Does a barber in a certain town who shaves all and only those who do not shave themselves, shave himself?

Russell's famous Barber Paradox was very important to the subject of set theory. It shows that it is possible to derive a contradiction using just the ideas of a set and being a member of a set.

There is a barber in the town of Seville who shaves all and only those men who do not shave themselves. The question arises-- does the barber shave himself or not? If he does shave himself, then, since he shaves only those who do not shave themselves, then he does not shave himself. And if he does not shave himself, then since he shaves all those who do not shave themselves, then he does shave himself. That is, if he does, he doesn't, and if he doesn't, he does!

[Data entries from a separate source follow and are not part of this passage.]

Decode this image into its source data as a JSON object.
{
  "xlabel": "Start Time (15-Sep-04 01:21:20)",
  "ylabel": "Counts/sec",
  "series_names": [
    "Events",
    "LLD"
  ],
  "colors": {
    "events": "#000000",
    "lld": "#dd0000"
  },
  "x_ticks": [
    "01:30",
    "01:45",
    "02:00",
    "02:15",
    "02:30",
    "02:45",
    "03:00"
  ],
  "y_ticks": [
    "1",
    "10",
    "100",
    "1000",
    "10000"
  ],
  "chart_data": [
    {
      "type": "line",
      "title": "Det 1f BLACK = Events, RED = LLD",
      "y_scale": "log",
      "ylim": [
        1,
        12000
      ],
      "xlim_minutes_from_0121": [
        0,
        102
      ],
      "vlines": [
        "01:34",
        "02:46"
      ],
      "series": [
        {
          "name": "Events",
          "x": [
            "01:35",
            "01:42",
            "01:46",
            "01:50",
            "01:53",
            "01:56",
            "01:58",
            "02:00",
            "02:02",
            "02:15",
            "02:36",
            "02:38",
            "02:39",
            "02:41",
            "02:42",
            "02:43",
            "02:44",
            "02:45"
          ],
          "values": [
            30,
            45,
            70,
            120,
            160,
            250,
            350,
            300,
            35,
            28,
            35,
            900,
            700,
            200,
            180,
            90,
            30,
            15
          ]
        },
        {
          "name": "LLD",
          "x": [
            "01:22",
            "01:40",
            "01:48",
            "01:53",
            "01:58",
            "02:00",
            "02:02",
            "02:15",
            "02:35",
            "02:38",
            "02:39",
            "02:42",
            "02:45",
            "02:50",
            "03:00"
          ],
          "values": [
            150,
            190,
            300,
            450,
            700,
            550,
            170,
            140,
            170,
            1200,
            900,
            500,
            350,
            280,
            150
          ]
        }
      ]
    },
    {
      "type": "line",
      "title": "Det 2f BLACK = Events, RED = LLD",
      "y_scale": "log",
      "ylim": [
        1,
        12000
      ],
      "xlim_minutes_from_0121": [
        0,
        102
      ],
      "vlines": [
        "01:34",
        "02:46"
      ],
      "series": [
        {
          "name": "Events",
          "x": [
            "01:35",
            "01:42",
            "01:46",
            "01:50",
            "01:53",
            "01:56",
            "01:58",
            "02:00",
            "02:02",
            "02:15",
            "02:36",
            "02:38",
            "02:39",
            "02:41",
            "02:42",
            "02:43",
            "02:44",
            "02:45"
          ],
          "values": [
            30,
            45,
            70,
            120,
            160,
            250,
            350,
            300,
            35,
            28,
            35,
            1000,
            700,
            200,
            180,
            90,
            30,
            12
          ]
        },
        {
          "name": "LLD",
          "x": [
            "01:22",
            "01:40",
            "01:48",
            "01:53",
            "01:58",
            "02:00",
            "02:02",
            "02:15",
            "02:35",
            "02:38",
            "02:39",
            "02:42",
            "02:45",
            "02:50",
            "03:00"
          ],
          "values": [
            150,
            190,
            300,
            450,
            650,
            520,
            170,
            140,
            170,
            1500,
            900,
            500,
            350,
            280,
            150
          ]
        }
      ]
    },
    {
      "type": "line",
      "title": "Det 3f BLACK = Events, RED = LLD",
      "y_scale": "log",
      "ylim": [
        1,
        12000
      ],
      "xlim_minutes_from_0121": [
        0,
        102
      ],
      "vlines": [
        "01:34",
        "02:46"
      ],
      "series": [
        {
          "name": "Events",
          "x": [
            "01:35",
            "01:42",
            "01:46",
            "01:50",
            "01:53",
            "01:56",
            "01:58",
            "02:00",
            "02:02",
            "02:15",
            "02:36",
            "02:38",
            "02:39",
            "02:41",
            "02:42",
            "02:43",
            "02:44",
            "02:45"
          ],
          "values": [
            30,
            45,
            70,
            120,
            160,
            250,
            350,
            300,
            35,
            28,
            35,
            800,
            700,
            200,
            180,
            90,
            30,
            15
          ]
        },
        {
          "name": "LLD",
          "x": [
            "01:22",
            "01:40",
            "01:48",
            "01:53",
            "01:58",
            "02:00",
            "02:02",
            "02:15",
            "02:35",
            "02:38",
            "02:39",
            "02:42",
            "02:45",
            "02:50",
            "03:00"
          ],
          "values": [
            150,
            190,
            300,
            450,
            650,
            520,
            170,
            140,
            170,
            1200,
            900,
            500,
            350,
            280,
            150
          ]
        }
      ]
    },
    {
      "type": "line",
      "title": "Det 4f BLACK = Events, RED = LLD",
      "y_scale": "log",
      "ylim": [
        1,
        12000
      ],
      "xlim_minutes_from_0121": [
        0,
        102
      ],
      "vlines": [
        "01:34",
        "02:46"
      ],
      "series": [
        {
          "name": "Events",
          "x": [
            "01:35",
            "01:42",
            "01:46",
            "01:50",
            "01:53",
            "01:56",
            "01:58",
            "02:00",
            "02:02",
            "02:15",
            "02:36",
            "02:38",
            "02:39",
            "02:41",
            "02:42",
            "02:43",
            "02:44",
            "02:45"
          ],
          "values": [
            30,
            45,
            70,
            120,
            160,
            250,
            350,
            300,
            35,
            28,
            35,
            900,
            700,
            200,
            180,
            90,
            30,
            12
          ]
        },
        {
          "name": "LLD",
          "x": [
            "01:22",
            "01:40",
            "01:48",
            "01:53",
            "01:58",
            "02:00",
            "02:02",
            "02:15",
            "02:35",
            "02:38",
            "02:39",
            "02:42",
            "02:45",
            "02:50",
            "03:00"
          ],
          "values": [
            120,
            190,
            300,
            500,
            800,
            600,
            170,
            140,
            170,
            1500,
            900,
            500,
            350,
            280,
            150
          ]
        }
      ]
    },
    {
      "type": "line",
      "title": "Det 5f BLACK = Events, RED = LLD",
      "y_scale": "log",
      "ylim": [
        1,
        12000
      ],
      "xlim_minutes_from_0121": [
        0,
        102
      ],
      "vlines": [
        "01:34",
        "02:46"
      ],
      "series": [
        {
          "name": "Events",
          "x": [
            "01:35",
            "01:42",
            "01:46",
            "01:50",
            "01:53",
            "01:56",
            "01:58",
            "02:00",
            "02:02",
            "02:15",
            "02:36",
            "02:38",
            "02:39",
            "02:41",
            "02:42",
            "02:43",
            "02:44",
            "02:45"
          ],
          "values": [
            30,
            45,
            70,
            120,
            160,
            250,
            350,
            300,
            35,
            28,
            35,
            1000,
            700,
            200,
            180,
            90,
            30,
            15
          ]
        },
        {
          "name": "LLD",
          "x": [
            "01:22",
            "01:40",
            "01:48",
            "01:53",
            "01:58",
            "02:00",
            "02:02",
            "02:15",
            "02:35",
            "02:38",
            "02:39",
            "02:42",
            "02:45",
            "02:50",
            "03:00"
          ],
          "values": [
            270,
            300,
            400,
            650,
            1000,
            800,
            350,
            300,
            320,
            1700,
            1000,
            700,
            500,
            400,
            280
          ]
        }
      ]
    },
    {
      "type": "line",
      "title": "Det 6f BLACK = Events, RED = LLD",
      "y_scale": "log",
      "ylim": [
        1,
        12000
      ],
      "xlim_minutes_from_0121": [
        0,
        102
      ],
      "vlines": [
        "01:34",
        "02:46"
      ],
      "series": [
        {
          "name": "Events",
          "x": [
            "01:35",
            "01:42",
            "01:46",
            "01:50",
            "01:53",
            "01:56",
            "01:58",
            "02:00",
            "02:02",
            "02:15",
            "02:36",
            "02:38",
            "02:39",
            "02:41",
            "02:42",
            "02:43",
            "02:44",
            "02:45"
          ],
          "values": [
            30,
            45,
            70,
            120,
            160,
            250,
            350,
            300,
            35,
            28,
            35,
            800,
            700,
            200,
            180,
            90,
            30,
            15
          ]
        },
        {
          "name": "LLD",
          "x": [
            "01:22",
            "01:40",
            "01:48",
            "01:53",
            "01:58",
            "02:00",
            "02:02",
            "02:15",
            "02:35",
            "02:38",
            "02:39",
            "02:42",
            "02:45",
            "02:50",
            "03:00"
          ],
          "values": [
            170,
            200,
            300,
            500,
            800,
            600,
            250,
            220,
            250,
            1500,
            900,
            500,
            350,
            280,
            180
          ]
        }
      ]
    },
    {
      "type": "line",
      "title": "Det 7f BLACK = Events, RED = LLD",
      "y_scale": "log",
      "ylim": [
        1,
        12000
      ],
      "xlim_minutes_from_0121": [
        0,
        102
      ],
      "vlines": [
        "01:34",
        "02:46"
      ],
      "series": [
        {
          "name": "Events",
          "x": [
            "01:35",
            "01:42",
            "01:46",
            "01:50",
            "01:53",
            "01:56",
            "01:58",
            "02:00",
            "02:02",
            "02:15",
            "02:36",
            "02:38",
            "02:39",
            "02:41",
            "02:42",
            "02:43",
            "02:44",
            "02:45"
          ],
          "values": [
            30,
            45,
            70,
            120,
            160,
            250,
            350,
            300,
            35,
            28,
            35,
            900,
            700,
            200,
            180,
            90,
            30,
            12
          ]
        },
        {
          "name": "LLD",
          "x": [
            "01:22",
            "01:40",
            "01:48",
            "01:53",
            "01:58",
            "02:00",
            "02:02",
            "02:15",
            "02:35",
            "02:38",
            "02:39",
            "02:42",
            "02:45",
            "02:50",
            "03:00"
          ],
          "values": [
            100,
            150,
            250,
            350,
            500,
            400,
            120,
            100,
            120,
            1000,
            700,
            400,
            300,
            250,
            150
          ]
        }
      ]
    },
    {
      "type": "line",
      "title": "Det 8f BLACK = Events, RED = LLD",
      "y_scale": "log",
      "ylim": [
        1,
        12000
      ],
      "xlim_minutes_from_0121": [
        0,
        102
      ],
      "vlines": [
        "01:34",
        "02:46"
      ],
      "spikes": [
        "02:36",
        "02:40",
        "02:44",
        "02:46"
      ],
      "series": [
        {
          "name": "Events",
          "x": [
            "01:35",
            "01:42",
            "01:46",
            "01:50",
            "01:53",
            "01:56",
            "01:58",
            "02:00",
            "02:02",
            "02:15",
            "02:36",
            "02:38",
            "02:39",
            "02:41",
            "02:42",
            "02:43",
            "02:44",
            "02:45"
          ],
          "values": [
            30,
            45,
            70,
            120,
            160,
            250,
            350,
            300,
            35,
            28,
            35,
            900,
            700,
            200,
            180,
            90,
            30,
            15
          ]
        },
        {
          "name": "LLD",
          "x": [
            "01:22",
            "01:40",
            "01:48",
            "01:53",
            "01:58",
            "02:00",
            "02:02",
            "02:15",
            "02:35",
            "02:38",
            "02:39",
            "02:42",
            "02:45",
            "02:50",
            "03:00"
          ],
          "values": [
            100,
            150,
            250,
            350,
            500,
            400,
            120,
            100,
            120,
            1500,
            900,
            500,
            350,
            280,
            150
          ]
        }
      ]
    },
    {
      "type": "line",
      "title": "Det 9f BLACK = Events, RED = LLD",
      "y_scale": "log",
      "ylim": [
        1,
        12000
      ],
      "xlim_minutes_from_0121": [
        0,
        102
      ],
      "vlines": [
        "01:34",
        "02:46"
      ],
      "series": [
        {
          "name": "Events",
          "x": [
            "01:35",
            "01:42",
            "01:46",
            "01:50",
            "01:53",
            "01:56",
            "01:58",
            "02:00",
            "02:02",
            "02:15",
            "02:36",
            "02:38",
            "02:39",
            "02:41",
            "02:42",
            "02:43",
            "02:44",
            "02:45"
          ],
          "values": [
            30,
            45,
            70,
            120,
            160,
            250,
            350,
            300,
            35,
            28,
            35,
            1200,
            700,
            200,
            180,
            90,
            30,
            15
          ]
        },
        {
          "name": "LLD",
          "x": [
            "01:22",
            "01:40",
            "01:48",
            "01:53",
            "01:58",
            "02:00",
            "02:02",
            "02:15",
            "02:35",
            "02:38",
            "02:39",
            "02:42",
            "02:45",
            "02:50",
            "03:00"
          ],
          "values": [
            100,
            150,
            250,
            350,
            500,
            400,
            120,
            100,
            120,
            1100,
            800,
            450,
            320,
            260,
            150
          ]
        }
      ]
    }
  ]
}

This same puzzle can be put in the language of sets. Consider the set of all edible things. This set is itself edible, and so the set of all edible things is a member of itself. Now consider the set of all cats. This set is not a cat, and so the set of all cats is not a member of itself. Now consider the set of all sets that are not members of themselves. This set would include the set of cats, the set of trees, and so on. But does this set include itself? If it does, it doesn't, and if it doesn't, it does.

Russell's solution to this paradox is simply to deny that sets can be members of themselves. There are cats, trees, and sets, but sets are a different type of thing from cats, and you shouldn't talk about both the same way. Russell developed a whole theory, called the Theory of Types, to account for this.

How does Russell'$ solution to this puzzle about sets apply to the Barber Paradox? Can you come up with a better solution to either problem?

Bibliography

Russell, Bertrand, Introduction to Mathematical Philosophy, 1919.